The insurance industry needs to “contribute to the ongoing debate of climate change,” Peter Dower, underwriting manager at Zurich Financial Services has told attendees at an Insurance Institute of London lecture.
“Most of the scientific community agree that climate change is with us,” Dower said. “The problem is what we’re going to do about it.”
In a speech entitled Climate Change and Extreme Weather: The Insurance Implications, Dower said that extreme weather events have cost insurers an average of $16bn a year since 1990, doubling in each of the past two decades. Trends in recent years indicate the hurricane cycle is changing, with hurricanes on the increase both in terms of frequency and severity.

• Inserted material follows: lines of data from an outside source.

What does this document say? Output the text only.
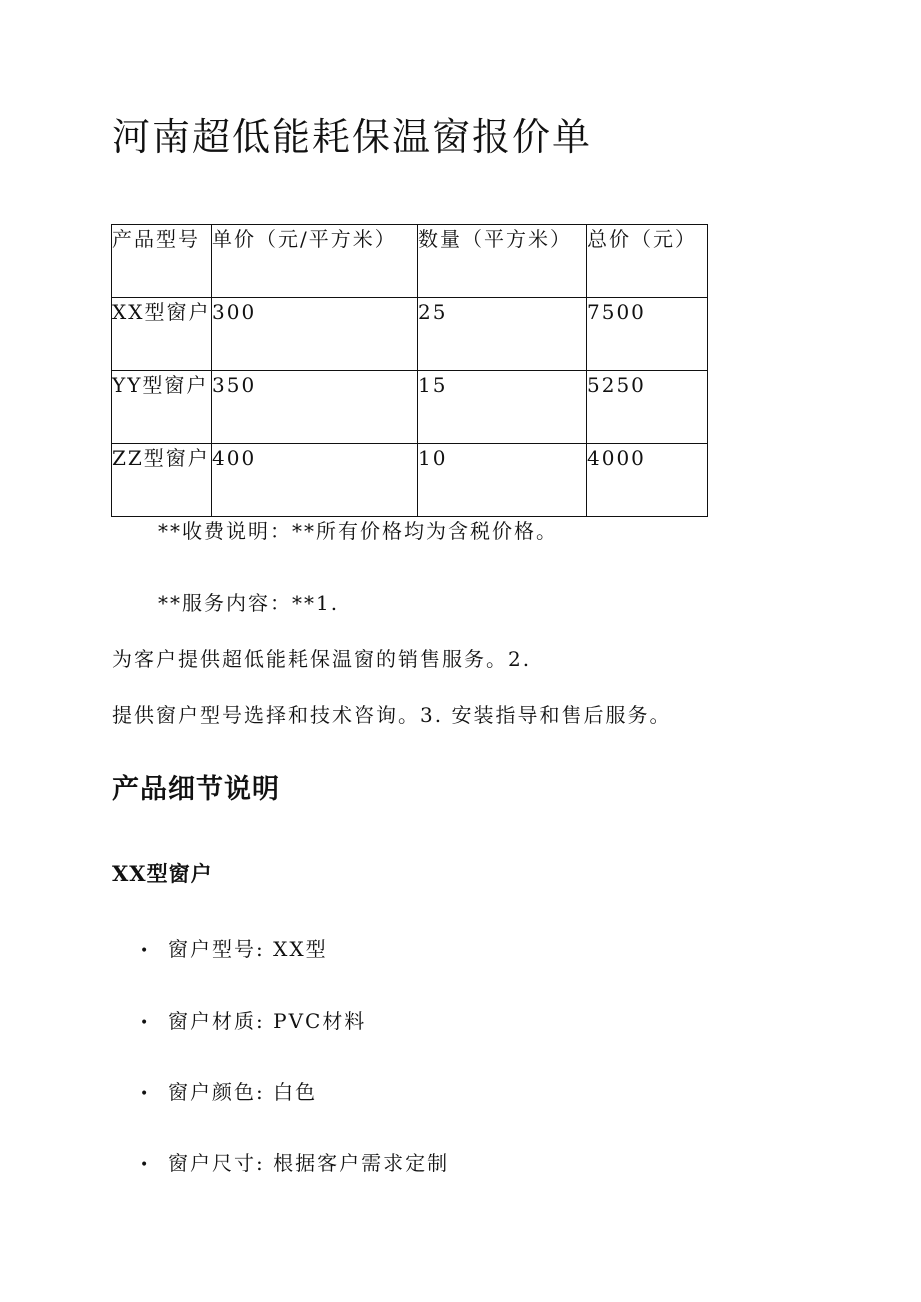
河南超低能耗保温窗报价单
产品型号	单价（元/平方米）	数量（平方米）	总价（元）
XX型窗户	300	25	7500
YY型窗户	350	15	5250
ZZ型窗户	400	10	4000

**收费说明：**所有价格均为含税价格。

**服务内容：**1.

为客户提供超低能耗保温窗的销售服务。2.

提供窗户型号选择和技术咨询。3. 安装指导和售后服务。

产品细节说明
XX型窗户
• 窗户型号: XX型
• 窗户材质: PVC材料
• 窗户颜色: 白色
• 窗户尺寸: 根据客户需求定制
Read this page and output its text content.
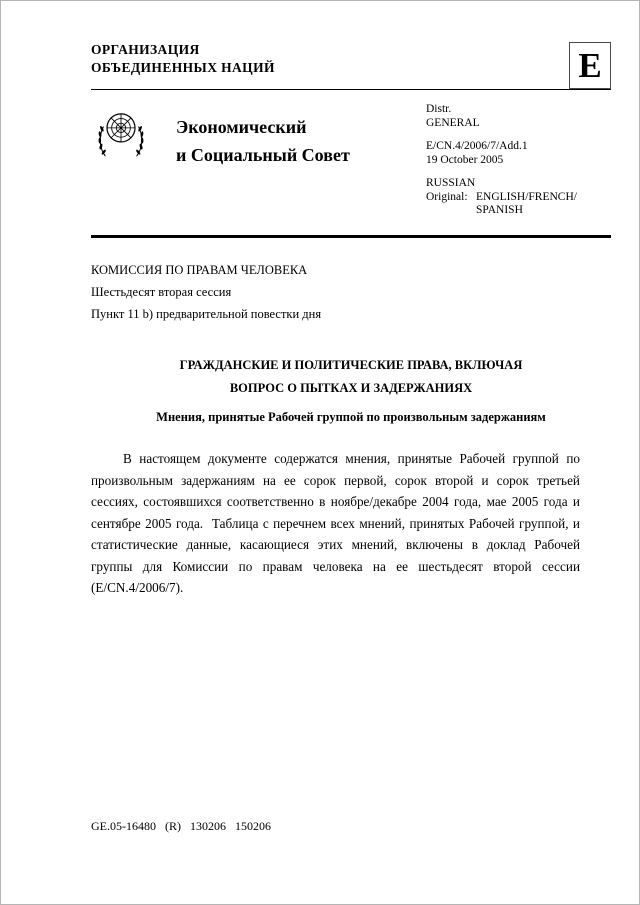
ОРГАНИЗАЦИЯ
ОБЪЕДИНЕННЫХ НАЦИЙ	E
Экономический
и Социальный Совет
Distr.
GENERAL
E/CN.4/2006/7/Add.1
19 October 2005
RUSSIAN
Original: ENGLISH/FRENCH/
SPANISH
КОМИССИЯ ПО ПРАВАМ ЧЕЛОВЕКА
Шестьдесят вторая сессия
Пункт 11 b) предварительной повестки дня
ГРАЖДАНСКИЕ И ПОЛИТИЧЕСКИЕ ПРАВА, ВКЛЮЧАЯ
ВОПРОС О ПЫТКАХ И ЗАДЕРЖАНИЯХ
Мнения, принятые Рабочей группой по произвольным задержаниям

В настоящем документе содержатся мнения, принятые Рабочей группой по произвольным задержаниям на ее сорок первой, сорок второй и сорок третьей сессиях, состоявшихся соответственно в ноябре/декабре 2004 года, мае 2005 года и сентябре 2005 года.  Таблица с перечнем всех мнений, принятых Рабочей группой, и статистические данные, касающиеся этих мнений, включены в доклад Рабочей группы для Комиссии по правам человека на ее шестьдесят второй сессии (E/CN.4/2006/7).

GE.05-16480   (R)   130206   150206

Downer added that a small increase in hurricane windspeeds would result in a disproportionate increase in damage. ABI research forecast that if CO 2 emissions doubled from their current levels, hurricane windspeeds would increase by up to 6%. But under this scenario, the average yearly cost of hurricanes to the insurance industry would increase by two-thirds, from $16bn to $27bn, without taking into account inflation.
Dower said that while it is not the responsibility of insurers to create the social agenda, “we have to work out how to pay for it”.
He said that due to its experience of risk, the insurance industry can give some insight into the consequences of climate change. “The industry can be a messenger of change,” he said.